The United Nations (UN) has warned that aid operations in Sudan’s North Darfur are close to collapse after the Rapid Support Forces (RSF) seized el-Fasher last month.

Relief groups say hunger and disease are worsening, while survivors describe massacres and widespread violence.

The RSF captured el-Fasher, the capital of North Darfur and the last major city outside its control in the wider Darfur region, on 26 October.

Survivor accounts, satellite images and video evidence suggest more than 1,500 people were killed in ethnically targeted attacks in the days that followed.

The International Organisation for Migration (IOM) said the humanitarian situation had deteriorated sharply.

Children in a refugee camp in Sudan
Children in a refugee camp in Sudan (Norwegian Refugee Council)

“Despite the rising need, humanitarian operations are now on the brink of collapse,” the agency said in a statement. “Warehouses are nearly empty, aid convoys face significant insecurity, and access restrictions continue to prevent the delivery of sufficient aid.”

Amy Pope, the IOM’s director general, said: “Our teams are responding, but insecurity and depleted supplies mean we are only reaching a fraction of those in need.

“Without safe access and urgent funding, humanitarian operations risk grinding to a halt at the very moment communities need support the most.”

Since the RSF seized el-Fasher from the rival military, more than 16,200 people have fled to the camps in Tawila, while around 82,000 people had fled the city and surrounding areas as of last week. Many have taken dangerous routes without food, water or medical help.

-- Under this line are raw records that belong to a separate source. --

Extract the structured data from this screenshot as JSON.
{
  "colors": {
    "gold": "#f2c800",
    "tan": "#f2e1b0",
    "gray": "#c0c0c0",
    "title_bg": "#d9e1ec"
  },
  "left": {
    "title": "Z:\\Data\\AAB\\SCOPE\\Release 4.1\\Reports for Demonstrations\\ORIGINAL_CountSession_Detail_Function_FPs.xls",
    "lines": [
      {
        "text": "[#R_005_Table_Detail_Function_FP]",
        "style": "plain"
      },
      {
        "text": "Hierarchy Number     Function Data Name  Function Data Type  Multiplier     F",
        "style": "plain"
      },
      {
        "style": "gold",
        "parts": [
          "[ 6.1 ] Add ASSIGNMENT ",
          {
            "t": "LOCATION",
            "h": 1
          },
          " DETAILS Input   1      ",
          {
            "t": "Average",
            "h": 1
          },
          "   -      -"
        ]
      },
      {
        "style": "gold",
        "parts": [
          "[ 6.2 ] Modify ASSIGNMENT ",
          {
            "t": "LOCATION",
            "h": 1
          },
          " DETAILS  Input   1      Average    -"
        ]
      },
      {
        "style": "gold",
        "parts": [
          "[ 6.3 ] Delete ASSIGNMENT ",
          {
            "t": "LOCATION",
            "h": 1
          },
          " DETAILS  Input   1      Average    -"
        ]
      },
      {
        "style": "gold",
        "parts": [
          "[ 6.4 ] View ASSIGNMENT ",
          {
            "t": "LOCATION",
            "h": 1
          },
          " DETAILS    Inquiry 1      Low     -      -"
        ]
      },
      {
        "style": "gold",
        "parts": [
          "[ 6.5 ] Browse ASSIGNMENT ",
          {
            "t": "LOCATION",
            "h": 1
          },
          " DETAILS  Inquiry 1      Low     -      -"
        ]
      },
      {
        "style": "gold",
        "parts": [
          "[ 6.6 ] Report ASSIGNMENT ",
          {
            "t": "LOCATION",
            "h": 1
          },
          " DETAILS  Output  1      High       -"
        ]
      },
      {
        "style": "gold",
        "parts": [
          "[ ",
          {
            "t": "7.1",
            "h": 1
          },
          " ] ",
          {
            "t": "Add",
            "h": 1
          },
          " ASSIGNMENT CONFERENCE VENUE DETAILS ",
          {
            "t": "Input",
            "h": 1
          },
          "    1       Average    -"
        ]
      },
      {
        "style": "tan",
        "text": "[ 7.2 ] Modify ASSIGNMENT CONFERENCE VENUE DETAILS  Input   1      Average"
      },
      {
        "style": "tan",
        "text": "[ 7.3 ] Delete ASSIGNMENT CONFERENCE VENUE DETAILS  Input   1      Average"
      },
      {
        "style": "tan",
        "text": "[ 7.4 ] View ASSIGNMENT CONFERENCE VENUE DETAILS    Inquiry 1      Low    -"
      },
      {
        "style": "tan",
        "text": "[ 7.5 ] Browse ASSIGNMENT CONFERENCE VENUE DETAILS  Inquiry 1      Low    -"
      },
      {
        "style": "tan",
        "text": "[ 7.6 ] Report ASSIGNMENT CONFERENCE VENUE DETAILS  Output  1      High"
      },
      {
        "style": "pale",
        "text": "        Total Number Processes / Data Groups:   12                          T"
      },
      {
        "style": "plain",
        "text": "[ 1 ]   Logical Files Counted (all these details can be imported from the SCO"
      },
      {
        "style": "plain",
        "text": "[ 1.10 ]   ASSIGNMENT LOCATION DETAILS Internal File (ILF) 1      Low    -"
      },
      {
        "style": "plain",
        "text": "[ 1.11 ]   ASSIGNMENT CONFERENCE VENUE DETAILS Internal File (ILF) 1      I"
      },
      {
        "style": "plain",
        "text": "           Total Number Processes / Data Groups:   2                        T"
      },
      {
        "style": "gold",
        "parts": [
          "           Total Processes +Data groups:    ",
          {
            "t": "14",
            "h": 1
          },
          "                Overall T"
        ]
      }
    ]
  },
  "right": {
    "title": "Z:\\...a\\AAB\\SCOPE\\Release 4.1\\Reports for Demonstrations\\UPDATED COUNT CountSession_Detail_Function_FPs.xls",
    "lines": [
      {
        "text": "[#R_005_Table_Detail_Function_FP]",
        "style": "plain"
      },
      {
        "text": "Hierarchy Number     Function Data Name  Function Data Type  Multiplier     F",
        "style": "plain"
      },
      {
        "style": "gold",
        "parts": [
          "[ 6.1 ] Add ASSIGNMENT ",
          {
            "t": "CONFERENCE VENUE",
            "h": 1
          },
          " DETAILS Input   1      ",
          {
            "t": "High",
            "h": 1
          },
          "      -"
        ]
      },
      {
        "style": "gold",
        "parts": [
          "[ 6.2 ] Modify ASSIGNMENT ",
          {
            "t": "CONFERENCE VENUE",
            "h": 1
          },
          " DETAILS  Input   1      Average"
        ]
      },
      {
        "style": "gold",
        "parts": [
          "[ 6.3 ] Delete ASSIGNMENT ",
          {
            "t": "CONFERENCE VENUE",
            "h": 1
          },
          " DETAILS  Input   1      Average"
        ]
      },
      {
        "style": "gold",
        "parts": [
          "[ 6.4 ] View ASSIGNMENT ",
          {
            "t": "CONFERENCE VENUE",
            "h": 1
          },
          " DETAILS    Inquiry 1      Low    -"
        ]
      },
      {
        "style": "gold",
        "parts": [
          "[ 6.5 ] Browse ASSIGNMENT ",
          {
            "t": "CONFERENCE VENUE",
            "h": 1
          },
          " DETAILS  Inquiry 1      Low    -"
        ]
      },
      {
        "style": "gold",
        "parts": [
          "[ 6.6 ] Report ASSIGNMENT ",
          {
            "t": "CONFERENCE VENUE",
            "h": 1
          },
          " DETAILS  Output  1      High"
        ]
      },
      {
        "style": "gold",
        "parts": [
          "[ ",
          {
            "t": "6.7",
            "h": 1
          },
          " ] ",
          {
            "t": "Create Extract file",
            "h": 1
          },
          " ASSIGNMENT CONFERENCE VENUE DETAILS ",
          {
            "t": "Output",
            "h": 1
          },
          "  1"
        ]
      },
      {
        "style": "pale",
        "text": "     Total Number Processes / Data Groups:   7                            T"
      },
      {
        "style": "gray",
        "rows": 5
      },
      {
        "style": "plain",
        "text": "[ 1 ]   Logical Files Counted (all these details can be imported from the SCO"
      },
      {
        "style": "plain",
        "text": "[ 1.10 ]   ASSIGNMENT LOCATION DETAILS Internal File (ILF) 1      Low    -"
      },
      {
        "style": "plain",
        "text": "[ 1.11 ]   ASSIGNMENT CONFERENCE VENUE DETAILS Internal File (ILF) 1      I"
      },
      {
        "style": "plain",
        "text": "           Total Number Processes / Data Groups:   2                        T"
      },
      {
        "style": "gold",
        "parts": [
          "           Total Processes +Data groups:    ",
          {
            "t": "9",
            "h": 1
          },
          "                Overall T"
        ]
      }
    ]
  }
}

Doctors Without Borders said malnutrition in the camps had reached “staggering” levels. The group said more than 70% of children under five who reached Tawila between the fall of el-Fasher and 3 November were acutely malnourished, with more than a third suffering severe acute malnutrition.

“The true scale of the crisis is likely far worse than reported,” it said.

The World Health Organisation said thousands of people remain trapped in the city with almost no access to food, clean water or medicine.

One witness told Reuters that RSF trucks “sprayed civilians with machine gun fire and crushed them with their vehicles. Young people, elderly, children, they ran them over.” Another said he saw militiamen raiding homes and killing 50 to 60 people in a single street.

The RSF has been fighting Sudan’s army since April 2023, when tensions between the two former allies erupted into war.